SUNDAY JOINT, 6-20-2021: SURF CITY REDUX, AND AN ENCORE FOR MAD JACK CHURCHILL
Hey All,
The Sunday Joint gets longer each week, yet I look back and see meat on the bone and marrow unsucked—so let us rejoin the feast.
First, Rodney Sumpter is still very much alive. I have made this mistake before—riffed on somebody’s life and times in such a way that could be construed as a memorial. Apologies to Rod, who is low-profile but very much of this world at age 74. Also, while I mentioned Sumpter’s famous ride up the Severn Bore, I failed to direct your attention to John “Mad Jack” Churchill, the original Severn surfer, and if I do nothing else with EOS between now and my 2060-ish retirement party I will continue to shine a light on this Nazi-beating, bagpipe-blowing British commando for whom the phrase “larger than life” was invented.
Somebody asked me how it came to be that Sumpter was the 1968 Irish champion and went on to represent the Land of Saints and Scholars in that year’s World Championships. I am stumped, but an educated guess is that Rod somehow didn’t qualify for the British team in ’68 and had to hustle for whatever world title invite he could get. My next thought, a bit cynical, was, “Why not go for the French title?” Nothing against the Irish, but come on now, saisir le jour! Sumpter spent a lot of time in Biarritz during the mid- and late-’60s, and if anybody could have found a distant Gallic forebearer in order to justify a quickie qualification for Team France, that person was Rod Sumpter.
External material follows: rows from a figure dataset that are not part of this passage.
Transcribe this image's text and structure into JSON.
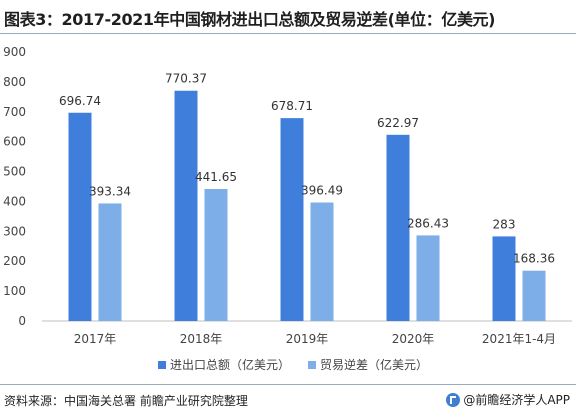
{
  "title": "图表3：2017-2021年中国钢材进出口总额及贸易逆差(单位：亿美元)",
  "footer": {
    "source": "资料来源：中国海关总署 前瞻产业研究院整理",
    "brand": "@前瞻经济学人APP"
  },
  "chart_data": {
    "type": "bar",
    "categories": [
      "2017年",
      "2018年",
      "2019年",
      "2020年",
      "2021年1-4月"
    ],
    "series": [
      {
        "name": "进出口总额（亿美元）",
        "values": [
          696.74,
          770.37,
          678.71,
          622.97,
          283
        ],
        "labels": [
          "696.74",
          "770.37",
          "678.71",
          "622.97",
          "283"
        ],
        "color": "#3f7fdb"
      },
      {
        "name": "贸易逆差（亿美元）",
        "values": [
          393.34,
          441.65,
          396.49,
          286.43,
          168.36
        ],
        "labels": [
          "393.34",
          "441.65",
          "396.49",
          "286.43",
          "168.36"
        ],
        "color": "#7eaee8"
      }
    ],
    "ylim": [
      0,
      900
    ],
    "yticks": [
      0,
      100,
      200,
      300,
      400,
      500,
      600,
      700,
      800,
      900
    ],
    "legend": "bottom",
    "grid": false
  }
}
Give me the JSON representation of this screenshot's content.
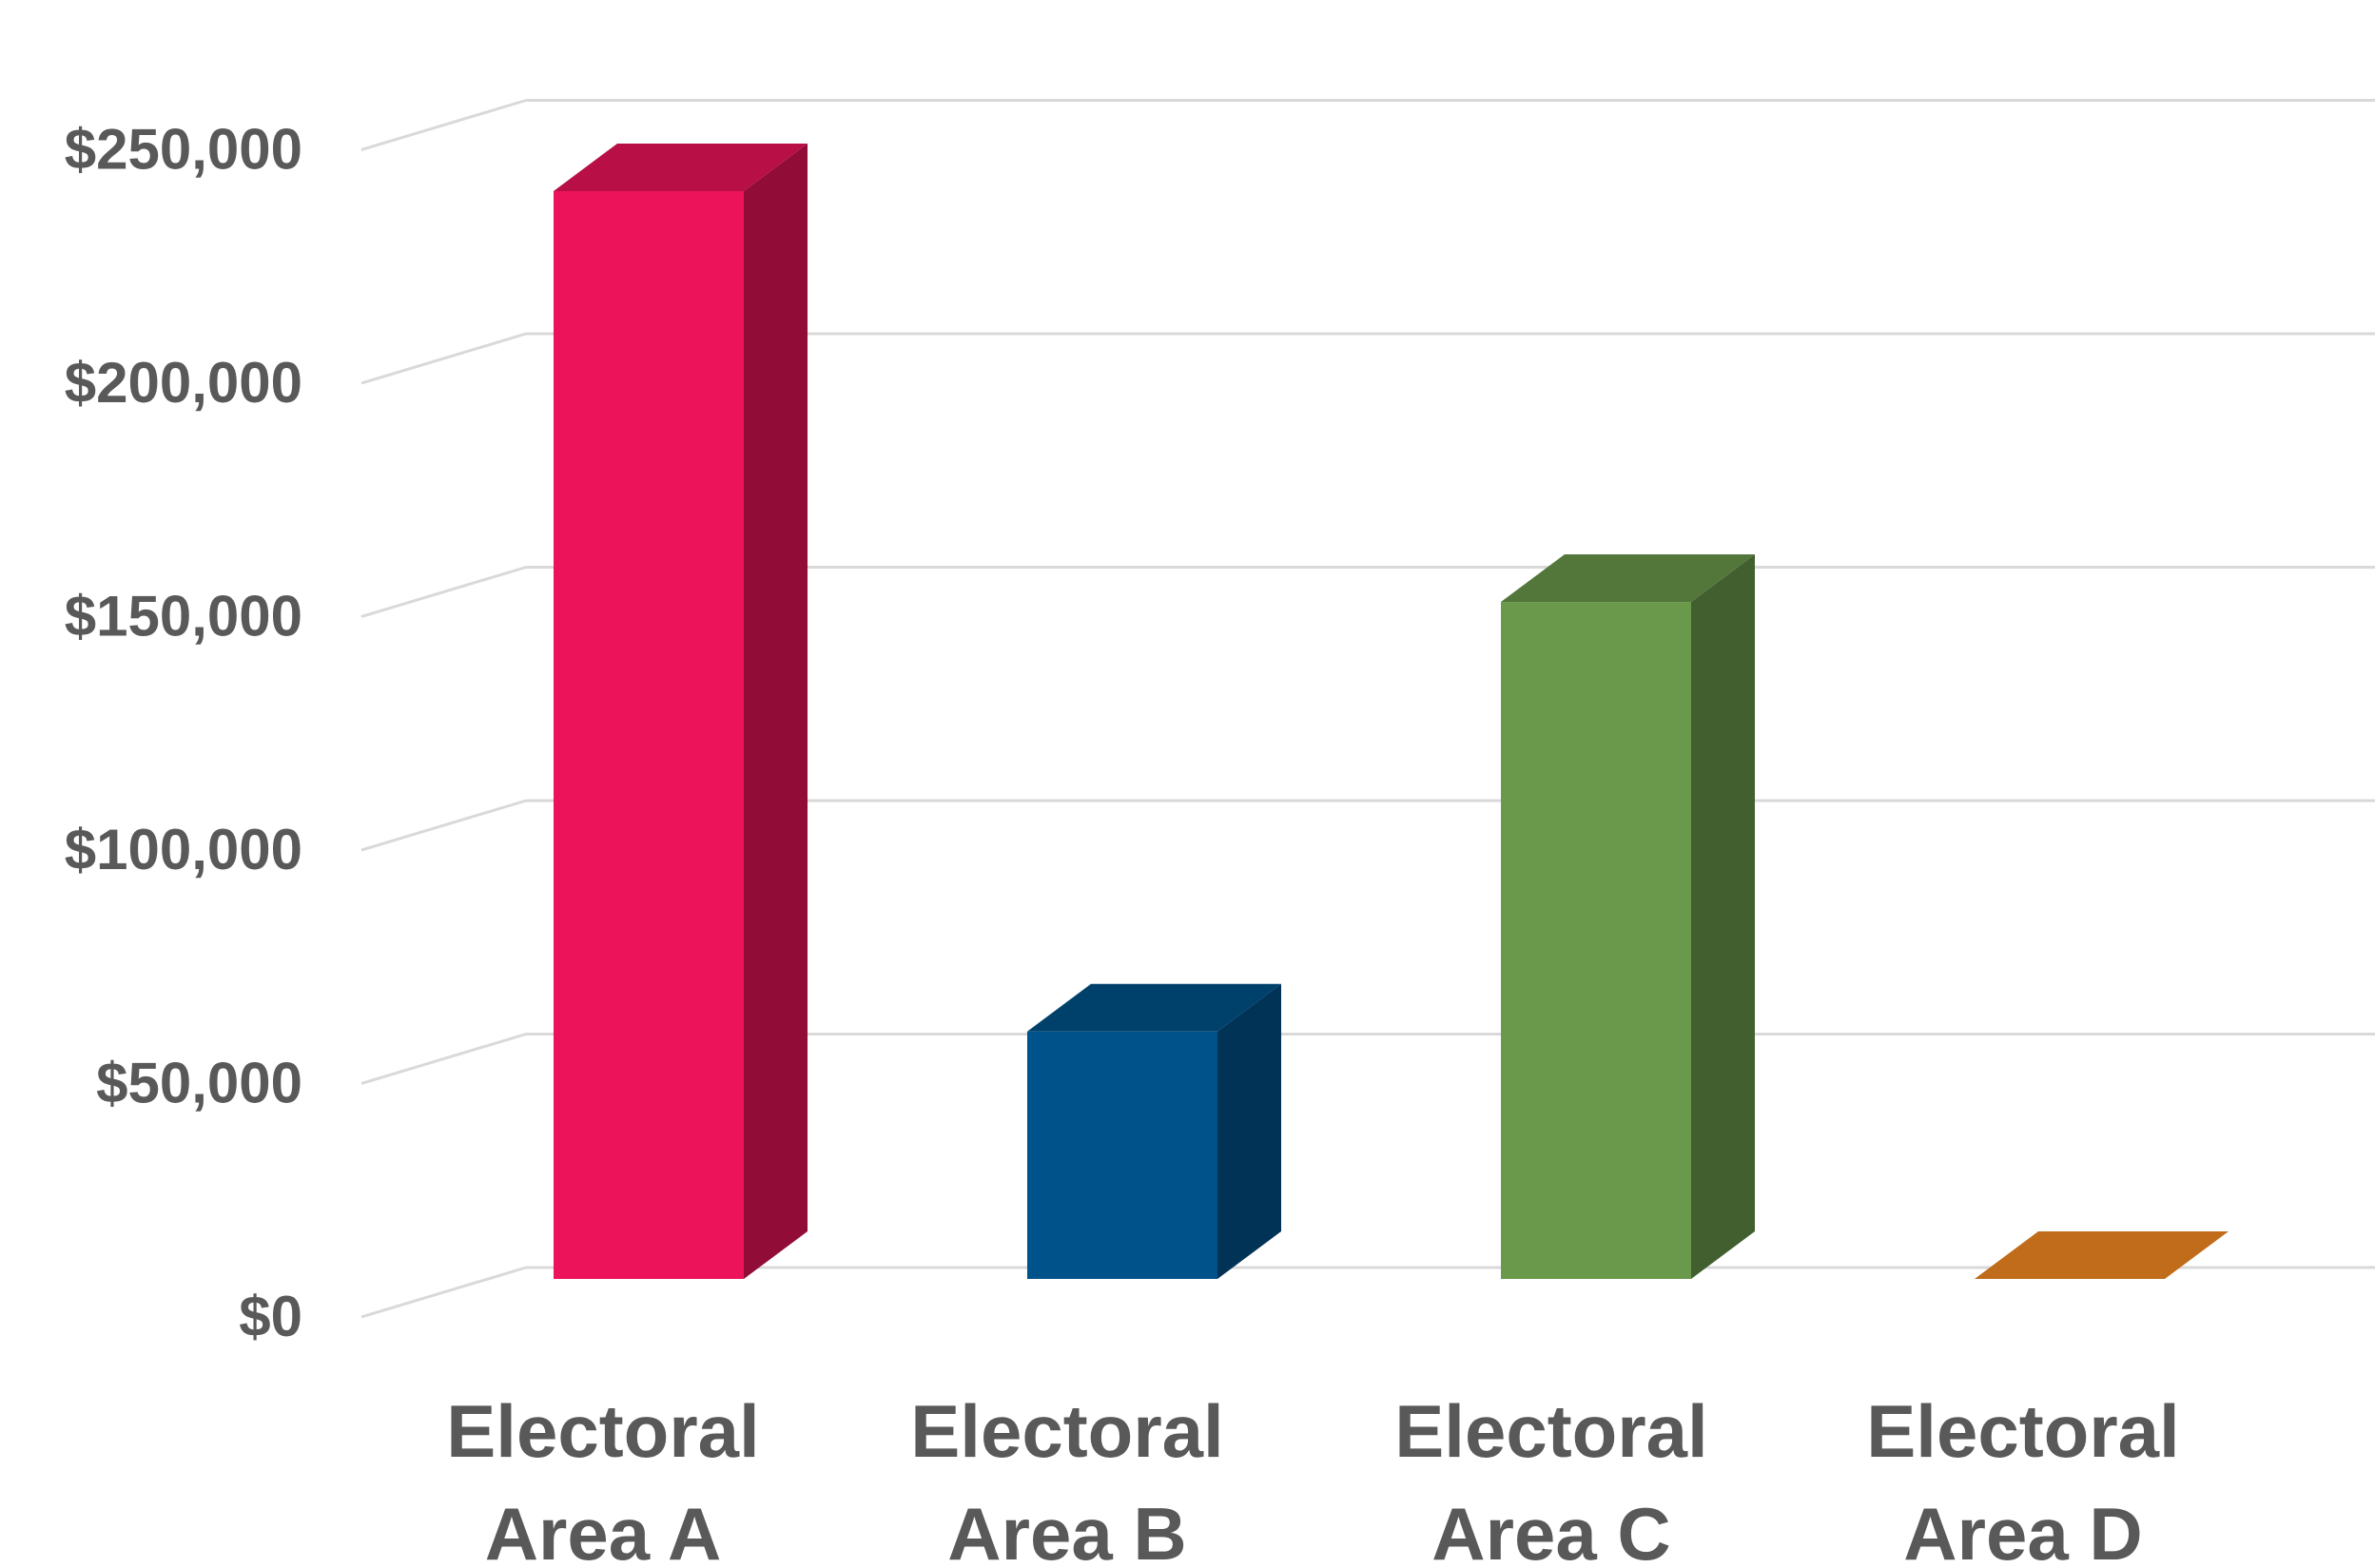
{
  "chart_data": {
    "type": "bar",
    "style": "3d-column",
    "categories": [
      [
        "Electoral",
        "Area A"
      ],
      [
        "Electoral",
        "Area B"
      ],
      [
        "Electoral",
        "Area C"
      ],
      [
        "Electoral",
        "Area D"
      ]
    ],
    "values": [
      233000,
      53000,
      145000,
      0
    ],
    "colors": [
      "#EC135A",
      "#00538A",
      "#6A994B",
      "#C06C1A"
    ],
    "y_ticks": [
      "$0",
      "$50,000",
      "$100,000",
      "$150,000",
      "$200,000",
      "$250,000"
    ],
    "ylim": [
      0,
      250000
    ],
    "grid": true,
    "legend": "none",
    "title": "",
    "xlabel": "",
    "ylabel": ""
  }
}
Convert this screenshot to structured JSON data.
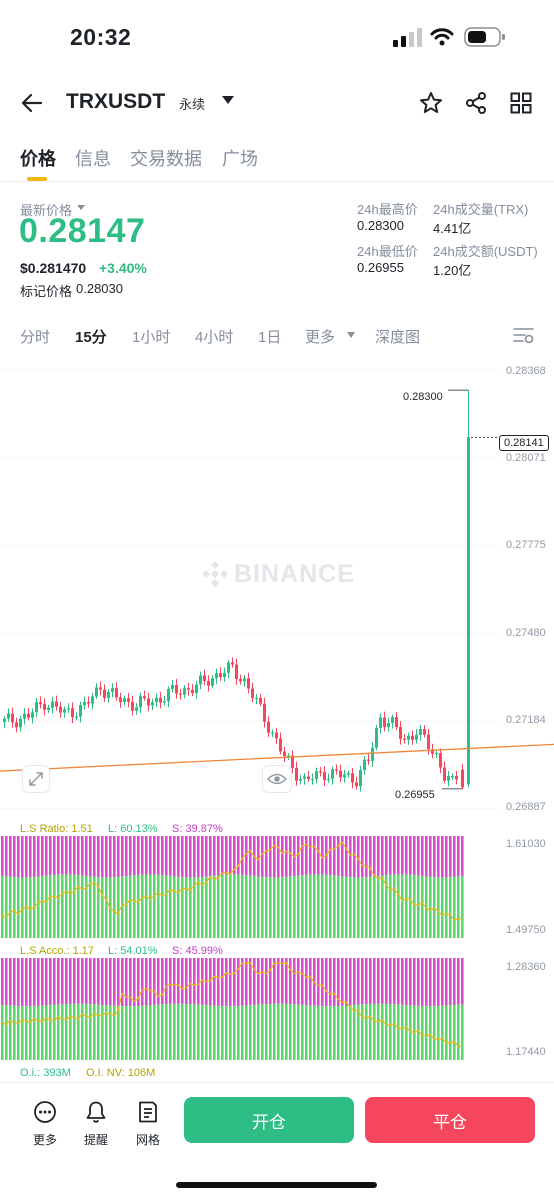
{
  "status": {
    "time": "20:32"
  },
  "header": {
    "symbol": "TRXUSDT",
    "badge": "永续"
  },
  "tabs": [
    {
      "label": "价格",
      "active": true
    },
    {
      "label": "信息",
      "active": false
    },
    {
      "label": "交易数据",
      "active": false
    },
    {
      "label": "广场",
      "active": false
    }
  ],
  "ticker": {
    "last_price_label": "最新价格",
    "last_price": "0.28147",
    "usd_price": "$0.281470",
    "change_pct": "+3.40%",
    "mark_label": "标记价格",
    "mark_price": "0.28030",
    "high_label": "24h最高价",
    "high": "0.28300",
    "low_label": "24h最低价",
    "low": "0.26955",
    "vol_label": "24h成交量(TRX)",
    "vol": "4.41亿",
    "amt_label": "24h成交额(USDT)",
    "amt": "1.20亿"
  },
  "intervals": [
    {
      "label": "分时",
      "active": false
    },
    {
      "label": "15分",
      "active": true
    },
    {
      "label": "1小时",
      "active": false
    },
    {
      "label": "4小时",
      "active": false
    },
    {
      "label": "1日",
      "active": false
    },
    {
      "label": "更多",
      "active": false
    },
    {
      "label": "深度图",
      "active": false
    }
  ],
  "chart_data": {
    "type": "candlestick",
    "watermark": "BINANCE",
    "y_ticks": [
      "0.28368",
      "0.28071",
      "0.27775",
      "0.27480",
      "0.27184",
      "0.26887"
    ],
    "ylim": [
      0.26887,
      0.28368
    ],
    "high_marker": "0.28300",
    "low_marker": "0.26955",
    "current_price": "0.28141",
    "colors": {
      "up": "#2ebd85",
      "down": "#f6465d",
      "trend": "#f0873a"
    },
    "indicators": [
      {
        "label": "L.S Ratio: 1.51",
        "long": "L: 60.13%",
        "short": "S: 39.87%",
        "y_ticks": [
          "1.61030",
          "1.49750"
        ]
      },
      {
        "label": "L.S Acco.: 1.17",
        "long": "L: 54.01%",
        "short": "S: 45.99%",
        "y_ticks": [
          "1.28360",
          "1.17440"
        ]
      }
    ],
    "oi": {
      "label": "O.i.: 393M",
      "nv": "O.I. NV: 106M"
    }
  },
  "bottom": {
    "more": "更多",
    "alert": "提醒",
    "grid": "网格",
    "open": "开仓",
    "close": "平仓"
  }
}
On the other hand, unlike Ireland, there was some real competition in France at that time. Jean-Marie Lartigau (above) got in touch last week to say “Rodney was my arch-rival on the fledging Euro circuit up until I beat him at Côte des Basques beach in ’68. Haha!” I was thinking Arnaud de Rosnay (below) might have given Rod a run for his francs, too—except Arnaud by then was a Vogue photographer, waist-deep in supermodels, and off the competition circuit.
The “Surf City” Joint two weeks ago brought a flurry of emails, half of them from mildly indignant defenders of Surf City, New Jersey (pop.: 1,199), slighted that I held up Surf City, North Carolina (pop.: 2,561) as the ideal Surf City. Let men and women of good faith agree that, when factoring in quaintness and lack of rioting, either is preferable to Huntington. (But in fairness, I’ll take HB over Surf, California, partly because of the “Great White Serial Killer” and partly because there is literally nothing in Surf but an unmanned Amtrak station, and I like being antisocial only when there are people around.)
My favorite Surf City at the moment is the long-closed Surf City nightclub in King’s Cross, Sydney, which in its short four-year run (1963–1966) billed itself as “Australia’s finest teenage cabaret” and helped spawn some great bands, including reformed surf-rockers Billy Thorpe and the Aztecs and proto-punkers the Missing Links. Everyone in Australia over 30 hated Surf City. “I understand the place is badly lit and the band plays extraordinarily loud,” said a local alderman to the Morning Herald in 1965, after a “stomp” night fracas—as reported, one female clubgoer “trod upon [another girl’s] foot with a stiletto heel [and] refused to stop grinding her heel in.” Read more about Surf City here.
Since the Cocaine and Rhinestones Joint, I’ve given more thought to the connection between country music and surfing, and mostly come up empty-handed. I perked up after finding out that Peter Frampton’s talkbox thingy—the signature sound on “Frampton Comes Alive,” which played in the background of every surf trip taken worldwide in 1976—was invented years earlier by country pedal steel master Pete Drake, and you gotta watch this clip of Drake and Jimmy Dean, it is bizarre and wonderful. (While we’re at it, fuzz guitar was invented by Country Music Hall of Famer Grady Martin, way back in 1960, and it was a deep and heavy fuzz indeed.)
The best country/surfing link I could find, and for sure the most overlooked, is that steel guitar itself—which gets us to pedal steel, the greatest instrument in existence because it can sound like an Indy car or a teardrop and everything in-between—was invented in Oahu by a full-blooded Hawaiian musical genius named John Kekuku. (Why Kekuku doesn’t get more country music cred is a story itself; read all about it here.) Thus, when listening to Sol Hoopii, first-generation steel master, I close my eyes and still feel a warm plumeria-filtered tropical tradewind—but I now also pick up the faint but distinct beer-and-diesel scent of Bakersfield and the Buckaroos.
Last but very much not least, in the Whitman Brothers Joint from last month I banged out a list of super-rich surfers and completely forgot about George Hamilton Perkins Greenough. Does George replace Woody Brown as my favorite to-the-manor-born surfer? Tough one, but no. Woody had to sacrifice the money in order to surf, George did not, and I honestly believe that nature intended for us to pay a price for riding waves.
My price today is watching the last few heats of the Surf Ranch Pro.